The Problem with Standard Compression
A compressor works by reducing the dynamic range of a signal — attenuating the loud parts and, optionally, bringing the overall level up. When you compress a drum bus aggressively, the transients get tamed, the sustain comes up, and the drums start to feel more glued together and controlled. But something can get lost in the process: the punch, the snap, the feeling that someone actually hit something. Heavy compression can make drums feel compressed — which sounds obvious but is exactly the problem.
The transient is the part of the hit that your ear uses to localize the event in time and space. Compress it hard enough and the drums start to feel slow, pillowy, and artificial.
What Parallel Compression Does
The solution is elegant: don't compress the signal, compress a copy of it and blend the two together. Your original signal retains its natural transients. The compressed copy — heavily squashed, with the sustain pumped way up — adds body, energy, and density beneath the original. Blended together at the right ratio, you get drums that have both the snap of uncompressed audio and the power of compressed audio.
Parallel compression doesn't choose between transient and sustain. It keeps both.
Setting It Up
The simplest approach: create an auxiliary send from your drums bus to a new channel. Insert a compressor on the new channel. Set a slow attack (to let the transient through on the compressed copy), a medium release, and compress aggressively — maybe 10 to 20 dB of gain reduction. Bring the compressed channel up until you can hear it contributing, then back off just a touch. The blend point is usually somewhere between "barely there" and "clearly noticeable."

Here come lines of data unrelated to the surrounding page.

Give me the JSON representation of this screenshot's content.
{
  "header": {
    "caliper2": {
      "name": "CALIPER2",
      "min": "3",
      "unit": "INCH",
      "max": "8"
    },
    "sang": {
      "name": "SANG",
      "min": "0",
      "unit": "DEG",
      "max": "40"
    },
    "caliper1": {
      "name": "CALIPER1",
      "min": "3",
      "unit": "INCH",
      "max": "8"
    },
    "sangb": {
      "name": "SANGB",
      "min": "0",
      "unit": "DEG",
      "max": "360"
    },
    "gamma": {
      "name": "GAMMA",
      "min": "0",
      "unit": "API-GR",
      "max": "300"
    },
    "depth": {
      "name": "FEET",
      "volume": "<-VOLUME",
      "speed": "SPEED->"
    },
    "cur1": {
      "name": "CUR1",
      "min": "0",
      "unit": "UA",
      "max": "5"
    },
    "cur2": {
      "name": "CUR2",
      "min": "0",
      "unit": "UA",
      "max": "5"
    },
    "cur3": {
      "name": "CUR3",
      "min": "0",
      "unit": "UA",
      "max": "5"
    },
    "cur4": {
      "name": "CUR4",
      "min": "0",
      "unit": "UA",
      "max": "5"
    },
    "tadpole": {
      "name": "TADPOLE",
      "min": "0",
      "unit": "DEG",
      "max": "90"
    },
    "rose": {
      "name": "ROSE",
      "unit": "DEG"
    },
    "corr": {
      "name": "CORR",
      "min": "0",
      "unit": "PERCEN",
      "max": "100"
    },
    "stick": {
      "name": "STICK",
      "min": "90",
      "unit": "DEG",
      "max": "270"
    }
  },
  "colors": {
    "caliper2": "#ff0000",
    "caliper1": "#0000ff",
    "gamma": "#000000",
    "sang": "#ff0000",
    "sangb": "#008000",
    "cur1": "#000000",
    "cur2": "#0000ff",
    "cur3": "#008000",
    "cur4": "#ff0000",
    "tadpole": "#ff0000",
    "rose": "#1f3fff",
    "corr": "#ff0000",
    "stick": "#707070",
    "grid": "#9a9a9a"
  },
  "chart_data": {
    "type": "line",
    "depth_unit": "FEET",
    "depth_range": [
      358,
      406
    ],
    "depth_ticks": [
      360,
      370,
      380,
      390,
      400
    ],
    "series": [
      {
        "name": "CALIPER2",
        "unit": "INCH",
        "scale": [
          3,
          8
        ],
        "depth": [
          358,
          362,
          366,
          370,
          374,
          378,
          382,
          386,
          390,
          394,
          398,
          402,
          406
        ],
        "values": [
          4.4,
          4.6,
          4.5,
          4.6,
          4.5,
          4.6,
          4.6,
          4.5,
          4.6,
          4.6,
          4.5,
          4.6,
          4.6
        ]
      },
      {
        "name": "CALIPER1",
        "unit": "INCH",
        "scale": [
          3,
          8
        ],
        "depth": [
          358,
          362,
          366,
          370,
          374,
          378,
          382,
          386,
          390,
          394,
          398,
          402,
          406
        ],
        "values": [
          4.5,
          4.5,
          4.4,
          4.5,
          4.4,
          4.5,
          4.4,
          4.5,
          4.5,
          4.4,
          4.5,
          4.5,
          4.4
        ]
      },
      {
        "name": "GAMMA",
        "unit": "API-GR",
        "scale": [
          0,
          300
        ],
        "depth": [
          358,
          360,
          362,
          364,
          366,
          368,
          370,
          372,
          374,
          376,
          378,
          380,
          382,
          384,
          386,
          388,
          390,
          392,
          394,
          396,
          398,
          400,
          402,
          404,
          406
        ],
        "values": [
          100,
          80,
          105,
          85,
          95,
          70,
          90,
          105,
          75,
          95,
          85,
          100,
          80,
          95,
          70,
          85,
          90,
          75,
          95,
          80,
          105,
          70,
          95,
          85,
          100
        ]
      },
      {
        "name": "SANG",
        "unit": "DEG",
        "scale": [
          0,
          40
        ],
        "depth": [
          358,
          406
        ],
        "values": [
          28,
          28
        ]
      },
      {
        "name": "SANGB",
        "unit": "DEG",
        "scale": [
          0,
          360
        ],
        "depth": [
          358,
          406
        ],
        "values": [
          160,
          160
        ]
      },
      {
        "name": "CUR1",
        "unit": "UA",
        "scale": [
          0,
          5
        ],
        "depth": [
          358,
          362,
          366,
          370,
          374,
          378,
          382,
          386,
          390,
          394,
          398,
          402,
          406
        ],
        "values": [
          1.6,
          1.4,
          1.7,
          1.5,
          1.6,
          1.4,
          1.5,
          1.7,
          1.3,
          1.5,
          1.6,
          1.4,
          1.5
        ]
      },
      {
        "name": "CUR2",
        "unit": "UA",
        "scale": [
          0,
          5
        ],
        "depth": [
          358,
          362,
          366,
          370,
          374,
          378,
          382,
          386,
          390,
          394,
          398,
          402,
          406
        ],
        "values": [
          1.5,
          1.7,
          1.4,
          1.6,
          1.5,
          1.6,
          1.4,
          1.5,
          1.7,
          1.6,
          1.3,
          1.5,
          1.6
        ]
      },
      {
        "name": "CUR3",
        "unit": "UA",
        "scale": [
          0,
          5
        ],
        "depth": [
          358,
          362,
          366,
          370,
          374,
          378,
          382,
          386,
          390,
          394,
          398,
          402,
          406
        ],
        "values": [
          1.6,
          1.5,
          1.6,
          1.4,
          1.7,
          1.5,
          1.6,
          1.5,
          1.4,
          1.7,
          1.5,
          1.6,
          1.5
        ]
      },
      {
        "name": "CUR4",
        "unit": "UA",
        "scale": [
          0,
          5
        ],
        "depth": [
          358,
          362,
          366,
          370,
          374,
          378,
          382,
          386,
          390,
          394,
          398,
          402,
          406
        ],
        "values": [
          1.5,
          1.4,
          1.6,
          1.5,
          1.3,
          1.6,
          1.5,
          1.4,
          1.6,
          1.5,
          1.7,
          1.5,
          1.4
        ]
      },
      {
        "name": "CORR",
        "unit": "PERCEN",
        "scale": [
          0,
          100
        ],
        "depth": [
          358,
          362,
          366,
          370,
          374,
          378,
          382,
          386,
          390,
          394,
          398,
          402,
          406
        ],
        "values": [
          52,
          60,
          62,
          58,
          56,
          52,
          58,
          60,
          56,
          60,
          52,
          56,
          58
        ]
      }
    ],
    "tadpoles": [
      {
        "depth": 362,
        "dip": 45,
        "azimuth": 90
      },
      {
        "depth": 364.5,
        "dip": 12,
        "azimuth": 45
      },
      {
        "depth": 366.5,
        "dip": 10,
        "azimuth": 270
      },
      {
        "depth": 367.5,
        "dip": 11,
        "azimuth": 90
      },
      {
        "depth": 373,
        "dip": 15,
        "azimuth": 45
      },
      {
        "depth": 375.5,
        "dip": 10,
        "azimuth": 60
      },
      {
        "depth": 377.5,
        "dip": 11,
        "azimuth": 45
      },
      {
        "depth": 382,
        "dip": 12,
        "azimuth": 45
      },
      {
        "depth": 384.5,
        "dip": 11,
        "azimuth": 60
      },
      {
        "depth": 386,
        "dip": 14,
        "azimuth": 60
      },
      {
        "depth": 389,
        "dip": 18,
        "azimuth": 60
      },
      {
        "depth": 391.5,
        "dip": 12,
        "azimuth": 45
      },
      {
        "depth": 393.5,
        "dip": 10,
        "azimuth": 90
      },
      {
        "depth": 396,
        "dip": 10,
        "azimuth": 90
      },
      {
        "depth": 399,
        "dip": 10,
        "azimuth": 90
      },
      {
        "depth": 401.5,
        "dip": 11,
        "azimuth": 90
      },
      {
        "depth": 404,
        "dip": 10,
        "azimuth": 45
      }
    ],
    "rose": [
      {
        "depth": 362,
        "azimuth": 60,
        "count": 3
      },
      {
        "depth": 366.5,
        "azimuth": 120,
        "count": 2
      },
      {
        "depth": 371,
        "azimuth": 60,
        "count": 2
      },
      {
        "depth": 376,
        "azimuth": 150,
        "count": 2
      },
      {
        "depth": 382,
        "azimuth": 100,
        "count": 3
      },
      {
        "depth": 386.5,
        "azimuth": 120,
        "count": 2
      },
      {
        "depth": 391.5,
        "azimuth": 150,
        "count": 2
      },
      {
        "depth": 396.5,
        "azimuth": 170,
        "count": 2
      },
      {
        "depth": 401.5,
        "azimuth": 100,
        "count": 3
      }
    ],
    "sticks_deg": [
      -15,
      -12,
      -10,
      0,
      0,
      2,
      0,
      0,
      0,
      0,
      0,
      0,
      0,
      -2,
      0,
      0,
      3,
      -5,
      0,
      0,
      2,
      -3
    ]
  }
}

The most common mistake is compressing the compressed copy with too fast an attack — which closes down the transients on the very signal that's supposed to add sustain — or using too slow a release, which causes pumping artifacts that fight the groove rather than enhance it.
Parallel compression works on drums, vocals, bass, and even full mixes. The same principle applies everywhere: preserve what you like about the uncompressed signal while adding the density and energy that compression provides.